Less than a day after I set foot in his castle, the King of England died.

His death, of course, had nothing to do with me.

Sadly.

Two nights prior began the month of June, gloomy and damp, with angry dark clouds overhead as I made my weekly trip into the city.

I did not envy the people who lived in the pits of London. In the shack-houses along the stone street, crammed in with the smoke and disease and filth of three-hundred thousand other poor people.

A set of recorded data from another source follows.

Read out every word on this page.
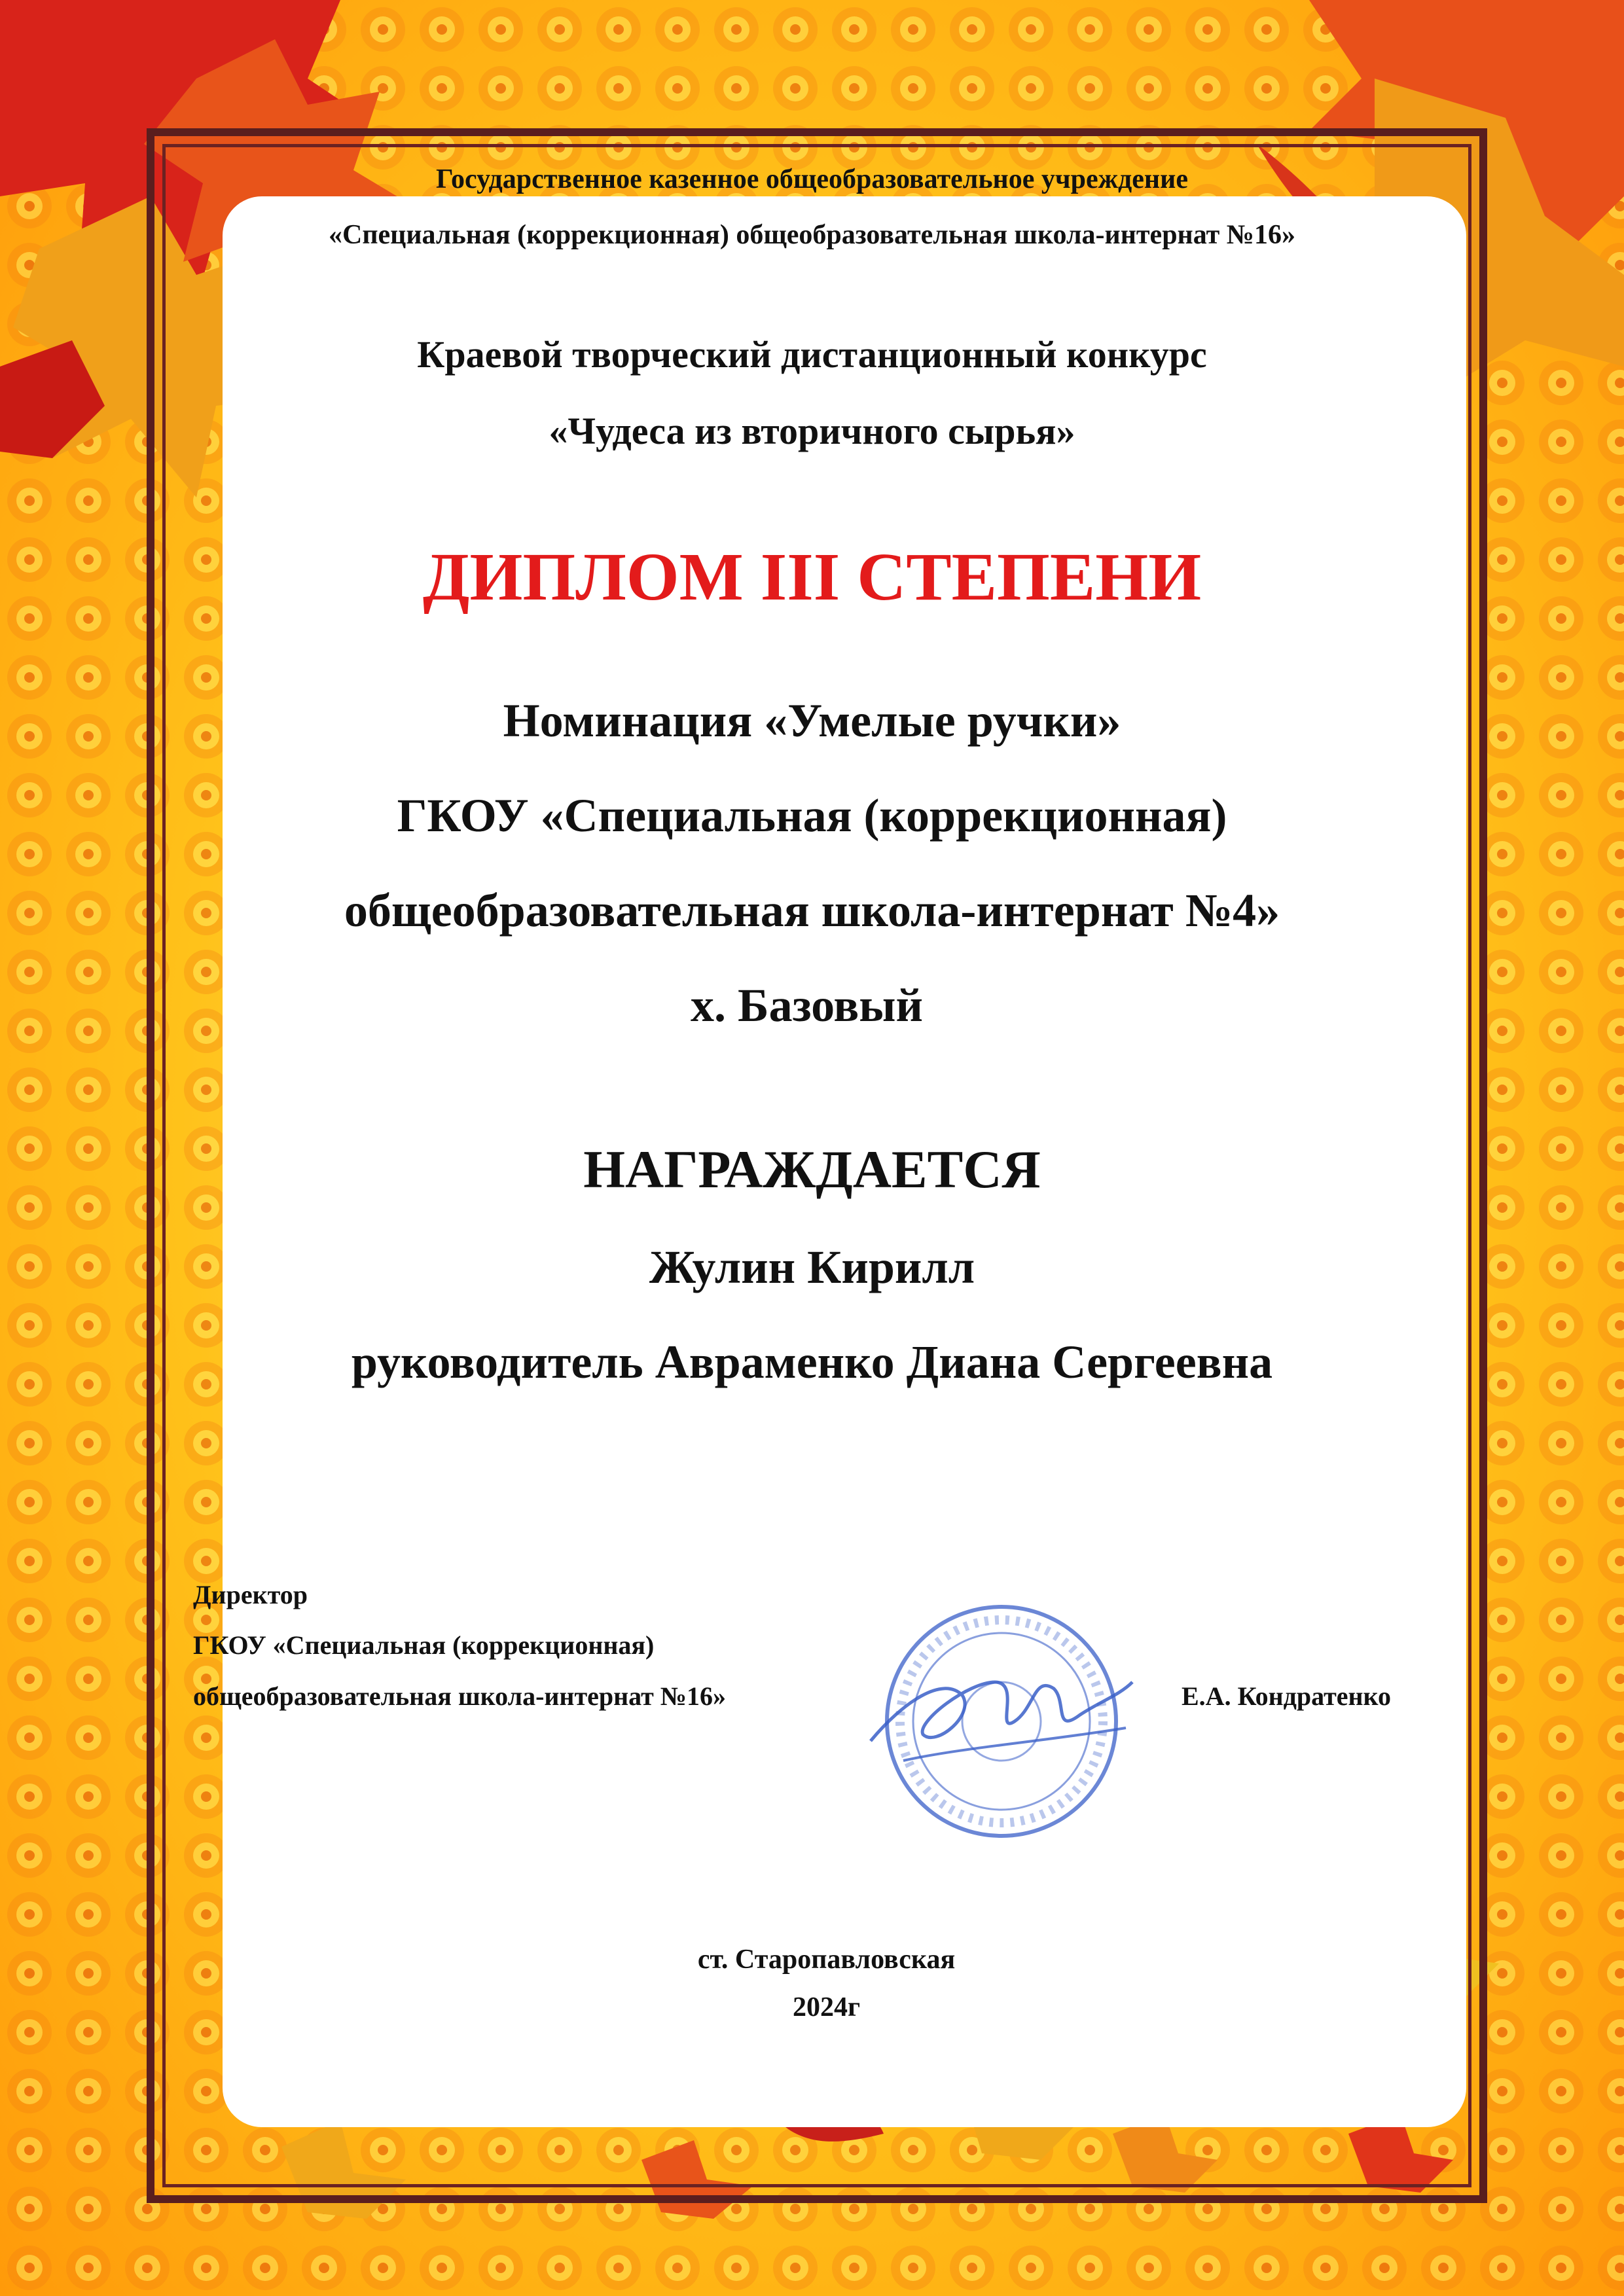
Государственное казенное общеобразовательное учреждение
«Специальная (коррекционная) общеобразовательная школа-интернат №16»
Краевой творческий дистанционный конкурс
«Чудеса из вторичного сырья»
ДИПЛОМ III СТЕПЕНИ
Номинация «Умелые ручки»
ГКОУ «Специальная (коррекционная)
общеобразовательная школа-интернат №4»
х. Базовый
НАГРАЖДАЕТСЯ
Жулин Кирилл
руководитель Авраменко Диана Сергеевна
Директор
ГКОУ «Специальная (коррекционная)
общеобразовательная школа-интернат №16»	Е.А. Кондратенко
ст. Старопавловская
2024г
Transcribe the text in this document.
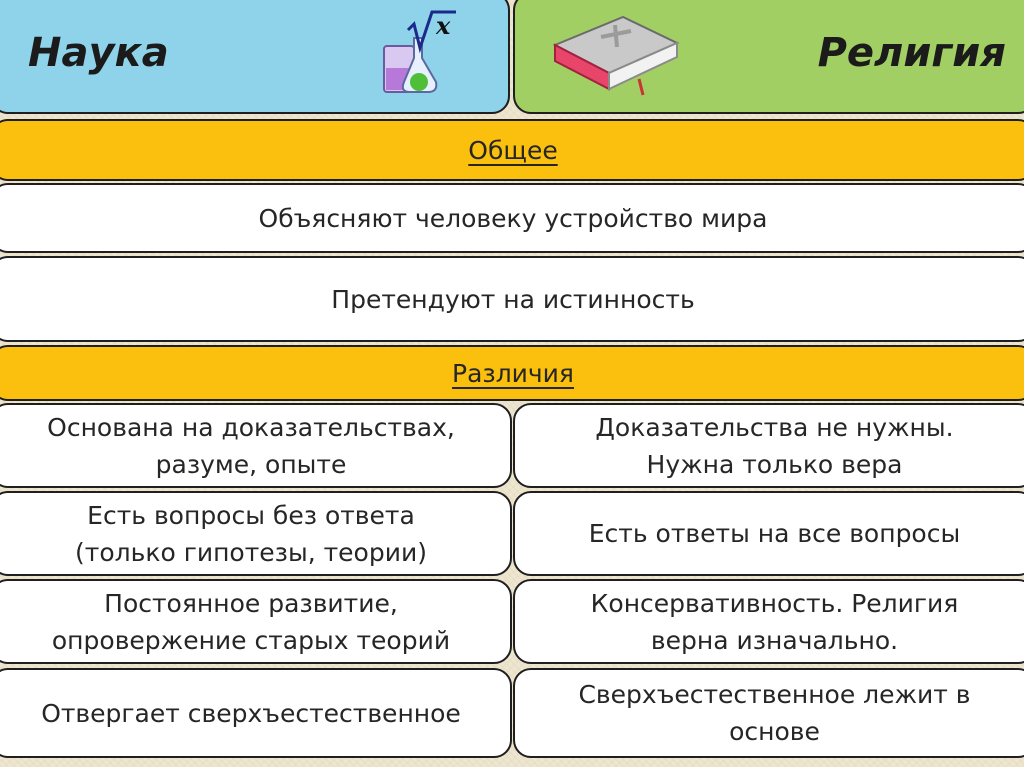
Наука
x
Религия
Общее
Объясняют человеку устройство мира
Претендуют на истинность
Различия
Основана на доказательствах,
разуме, опыте
Доказательства не нужны.
Нужна только вера
Есть вопросы без ответа
(только гипотезы, теории)
Есть ответы на все вопросы
Постоянное развитие,
опровержение старых теорий
Консервативность. Религия
верна изначально.
Отвергает сверхъестественное
Сверхъестественное лежит в
основе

It was much better to live out in the country. In the country, you awoke to the sound of roosters and sheep. In London you awoke to men hollering and looked outside to see that someone had taken a shit on your doorstep.

Still, every week since I became old enough to carry a basket, my mother faithfully sent me off to buy the vegetables we could not grow ourselves and trade eggs for butter and milk.

Why this responsibility fell on me and not one of my older brothers was beyond me. Perhaps I would be most expendable if I never made it back. Martin and Westley liked to join in together and say it was so she could enjoy being rid of me.

I knew that wasn't so. My mother loved me best.

And besides, I didn't mind going. It allowed me time to make my own money the only way I knew how.

"It'll be twice what you paid last time, Brewer," I commented as the man dropped his trousers to the dirt.

"Don' say that." He was an old man, with a voice like air going through a metal pipe. "Makes the ole lad soften up, it does."

I had a glance at his 'lad' and curled my top lip. "Twice," I said, "or you can take it back to your wife and beg for a lick of cunny."

He gripped my forearm and pushed my front to the wooden wall. "Next week," he breathed, and then like an untrained mutt his short prick pressed against the back of my thigh.

"Now."

"Curse you!" His open hand slammed into the wall. "You're stingier than a madam on Soho."

"Try your luck there then," I said. "They'll spit on your boots the day you turn you up at a proper house. Or, you can be glad for what you get and pay me my charge."

He scoffed and bent to pull his trousers up from the ground. "No need. I'm as soft as a worm."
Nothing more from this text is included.